BACKGROUND AND OBJECTIVES: Population pharmacokinetic studies of ciclosporin microemulsion are needed to identify the individual factors influencing ciclosporin pharmacokinetic variability in transplant patients and to design efficient tools for the accurate estimation of ciclosporin overall exposure (area under the plasma concentration-time curve from 0 to 12 hours [AUC12]).
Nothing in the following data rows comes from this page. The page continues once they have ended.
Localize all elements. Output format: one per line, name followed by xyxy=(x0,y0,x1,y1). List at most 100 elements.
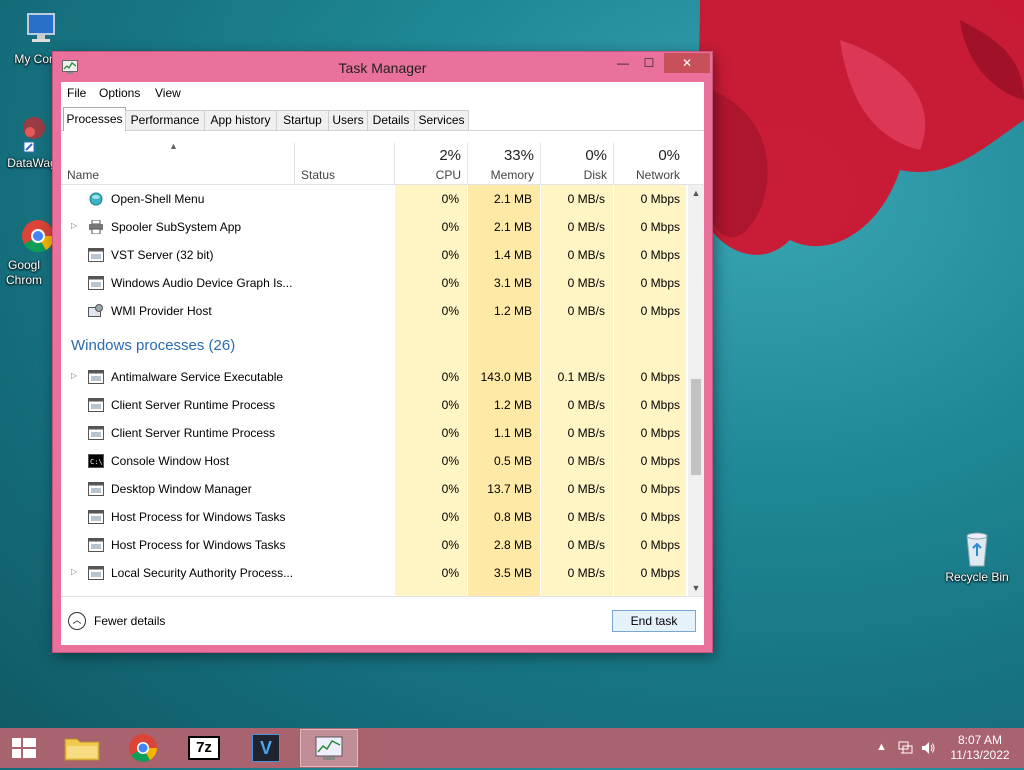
recycle-bin-icon xyxy=(957,528,997,568)
svg-text:C:\: C:\ xyxy=(90,458,103,466)
close-button[interactable]: ✕ xyxy=(664,53,710,73)
clock-time: 8:07 AM xyxy=(957,733,1003,747)
menu-bar: File Options View xyxy=(61,82,704,104)
desktop-icon-label: Recycle Bin xyxy=(945,570,1009,584)
sort-up-icon: ▲ xyxy=(169,141,178,151)
scroll-thumb[interactable] xyxy=(691,379,701,475)
veracrypt-icon: V xyxy=(252,734,280,762)
column-header-network-percent[interactable]: 0% xyxy=(616,147,680,164)
tab-app-history[interactable]: App history xyxy=(204,110,277,130)
title-bar[interactable]: Task Manager — ☐ ✕ xyxy=(53,52,712,82)
expand-arrow-icon[interactable]: ▷ xyxy=(71,567,77,576)
expand-arrow-icon[interactable]: ▷ xyxy=(71,221,77,230)
tab-services[interactable]: Services xyxy=(414,110,469,130)
menu-options[interactable]: Options xyxy=(99,86,140,100)
table-row[interactable]: Host Process for Windows Tasks 0% 2.8 MB 0 … xyxy=(61,531,688,559)
clock-date: 11/13/2022 xyxy=(950,748,1010,762)
process-memory: 0.8 MB xyxy=(493,510,532,524)
process-cpu: 0% xyxy=(441,566,459,580)
system-clock[interactable]: 8:07 AM 11/13/2022 xyxy=(940,733,1020,763)
tab-performance[interactable]: Performance xyxy=(125,110,205,130)
process-name: Spooler SubSystem App xyxy=(111,220,242,234)
desktop-icon-label: Googl Chrom xyxy=(5,258,42,287)
process-name: Antimalware Service Executable xyxy=(111,370,284,384)
column-header-cpu[interactable]: CPU xyxy=(397,168,461,182)
table-row[interactable]: Client Server Runtime Process 0% 1.1 MB 0 M… xyxy=(61,419,688,447)
tab-startup[interactable]: Startup xyxy=(276,110,329,130)
process-memory: 0.5 MB xyxy=(493,454,532,468)
process-cpu: 0% xyxy=(441,248,459,262)
task-manager-window: Task Manager — ☐ ✕ File Options View Pro… xyxy=(53,52,712,652)
process-cpu: 0% xyxy=(441,426,459,440)
group-title: Windows processes (26) xyxy=(71,337,236,354)
app-window-icon xyxy=(88,248,104,262)
table-row[interactable]: VST Server (32 bit) 0% 1.4 MB 0 MB/s 0 Mbps xyxy=(61,241,688,269)
column-header-status[interactable]: Status xyxy=(301,168,335,182)
process-memory: 2.1 MB xyxy=(493,220,532,234)
taskbar-task-manager[interactable] xyxy=(300,729,358,767)
column-header-memory[interactable]: Memory xyxy=(470,168,534,182)
show-hidden-icons-icon[interactable]: ▲ xyxy=(876,741,887,753)
app-window-icon xyxy=(88,398,104,412)
minimize-button[interactable]: — xyxy=(610,53,636,73)
process-memory: 2.8 MB xyxy=(493,538,532,552)
table-row[interactable]: WMI Provider Host 0% 1.2 MB 0 MB/s 0 Mbps xyxy=(61,297,688,325)
app-window-icon xyxy=(88,370,104,384)
column-header-disk-percent[interactable]: 0% xyxy=(543,147,607,164)
table-row[interactable]: Client Server Runtime Process 0% 1.2 MB 0 M… xyxy=(61,391,688,419)
expand-arrow-icon[interactable]: ▷ xyxy=(71,371,77,380)
process-disk: 0.1 MB/s xyxy=(557,370,605,384)
process-disk: 0 MB/s xyxy=(567,510,605,524)
task-manager-icon xyxy=(315,736,343,760)
table-row[interactable]: C:\ Console Window Host 0% 0.5 MB 0 MB/s 0 Mb… xyxy=(61,447,688,475)
table-row[interactable]: Open-Shell Menu 0% 2.1 MB 0 MB/s 0 Mbps xyxy=(61,185,688,213)
column-header-disk[interactable]: Disk xyxy=(543,168,607,182)
process-network: 0 Mbps xyxy=(640,426,680,440)
table-row[interactable]: ▷ Spooler SubSystem App 0% 2.1 MB 0 MB/s 0 Mb… xyxy=(61,213,688,241)
tab-strip: Processes Performance App history Startu… xyxy=(61,104,704,131)
tab-details[interactable]: Details xyxy=(367,110,415,130)
volume-icon[interactable] xyxy=(920,740,936,756)
process-network: 0 Mbps xyxy=(640,454,680,468)
computer-icon xyxy=(20,10,60,50)
table-row[interactable]: ▷ Antimalware Service Executable 0% 143.0 M… xyxy=(61,363,688,391)
scroll-up-arrow-icon[interactable]: ▲ xyxy=(688,185,704,201)
app-window-icon xyxy=(88,566,104,580)
table-row[interactable]: Desktop Window Manager 0% 13.7 MB 0 MB/s 0 M… xyxy=(61,475,688,503)
window-client-area: File Options View Processes Performance … xyxy=(61,82,704,645)
desktop-icon-recycle-bin[interactable]: Recycle Bin xyxy=(942,528,1012,585)
menu-file[interactable]: File xyxy=(67,86,86,100)
process-network: 0 Mbps xyxy=(640,220,680,234)
process-disk: 0 MB/s xyxy=(567,454,605,468)
taskbar-chrome[interactable] xyxy=(114,729,172,767)
menu-view[interactable]: View xyxy=(155,86,181,100)
maximize-button[interactable]: ☐ xyxy=(636,53,662,73)
end-task-button[interactable]: End task xyxy=(612,610,696,632)
tab-users[interactable]: Users xyxy=(328,110,368,130)
vertical-scrollbar[interactable]: ▲ ▼ xyxy=(688,185,704,596)
column-header-name[interactable]: Name xyxy=(67,168,99,182)
taskbar-veracrypt[interactable]: V xyxy=(238,729,296,767)
process-memory: 3.1 MB xyxy=(493,276,532,290)
app-window-icon xyxy=(88,426,104,440)
column-header-cpu-percent[interactable]: 2% xyxy=(397,147,461,164)
process-cpu: 0% xyxy=(441,454,459,468)
process-disk: 0 MB/s xyxy=(567,482,605,496)
process-name: Desktop Window Manager xyxy=(111,482,252,496)
column-header-network[interactable]: Network xyxy=(616,168,680,182)
process-name: Host Process for Windows Tasks xyxy=(111,538,286,552)
taskbar-file-explorer[interactable] xyxy=(53,729,111,767)
app-window-icon xyxy=(88,510,104,524)
table-row[interactable]: Windows Audio Device Graph Is... 0% 3.1 MB… xyxy=(61,269,688,297)
column-header-memory-percent[interactable]: 33% xyxy=(470,147,534,164)
network-icon[interactable] xyxy=(898,740,914,756)
table-row[interactable]: Host Process for Windows Tasks 0% 0.8 MB 0 … xyxy=(61,503,688,531)
process-disk: 0 MB/s xyxy=(567,220,605,234)
start-button[interactable] xyxy=(0,729,48,767)
scroll-down-arrow-icon[interactable]: ▼ xyxy=(688,580,704,596)
taskbar-7zip[interactable]: 7z xyxy=(176,729,234,767)
tab-processes[interactable]: Processes xyxy=(63,107,126,131)
7zip-icon: 7z xyxy=(188,736,220,760)
table-row[interactable]: ▷ Local Security Authority Process... 0% 3.… xyxy=(61,559,688,587)
shell-icon xyxy=(88,192,104,206)
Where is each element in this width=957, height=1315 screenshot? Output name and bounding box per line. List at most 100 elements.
In the present retrospective study, a large database of heart, lung (with or without cystic fibrosis) and kidney (both adult and paediatric) transplant patients receiving ciclosporin microemulsion was analysed with the aims of (i) building a population pharmacokinetic model and finding the main covariates linked with ciclosporin microemulsion pharmacokinetic parameters; and (ii) developing a maximum a posteriori probability Bayesian estimator (MAP-BE) to estimate ciclosporin microemulsion pharmacokinetic parameters using a limited-sampling strategy. METHODS: 3,072 concentration data from 147 patients (i.e. 309 full pharmacokineticprofiles) were analysed using the nonlinear mixed-effects model program NONMEM. The influence of numerous covariates was tested, and the final model was validated by data splitting. For Bayesian estimation, the best limited-sampling strategy was determined based on the D-optimality criterion, and validation performed in an independent group of 60 patients. RESULTS: The pharmacokinetics of ciclosporin microemulsion were accurately described by a two-compartment model with Erlang distribution for the absorption process. The type of graft and post-transplantation period were identified as significant sources of variability of the absorption parameter. Both apparent volume of the central compartment after oral administration (V1/F) and apparent oral clearance (CL/F) increased with bodyweight. The best limited-sampling strategy for Bayesian estimation was 0 hour, 1 hour and 3 hour post-dose, providing accurate estimation of ciclosporin microemulsion AUC12 in all patients of the test group, with a mean bias of 2.0 +/- 10.5% (range: -19.1% to -21.4% and 95% CI -0.6, +4.7). CONCLUSION: Population pharmacokinetic analysis of ciclosporin microemulsion in allograft transplants resulted in the design of a new pharmacokinetic model for ciclosporin microemulsion, identification of significant covariates and the design of an accurate MAP-BE based on three blood concentrations and these covariates.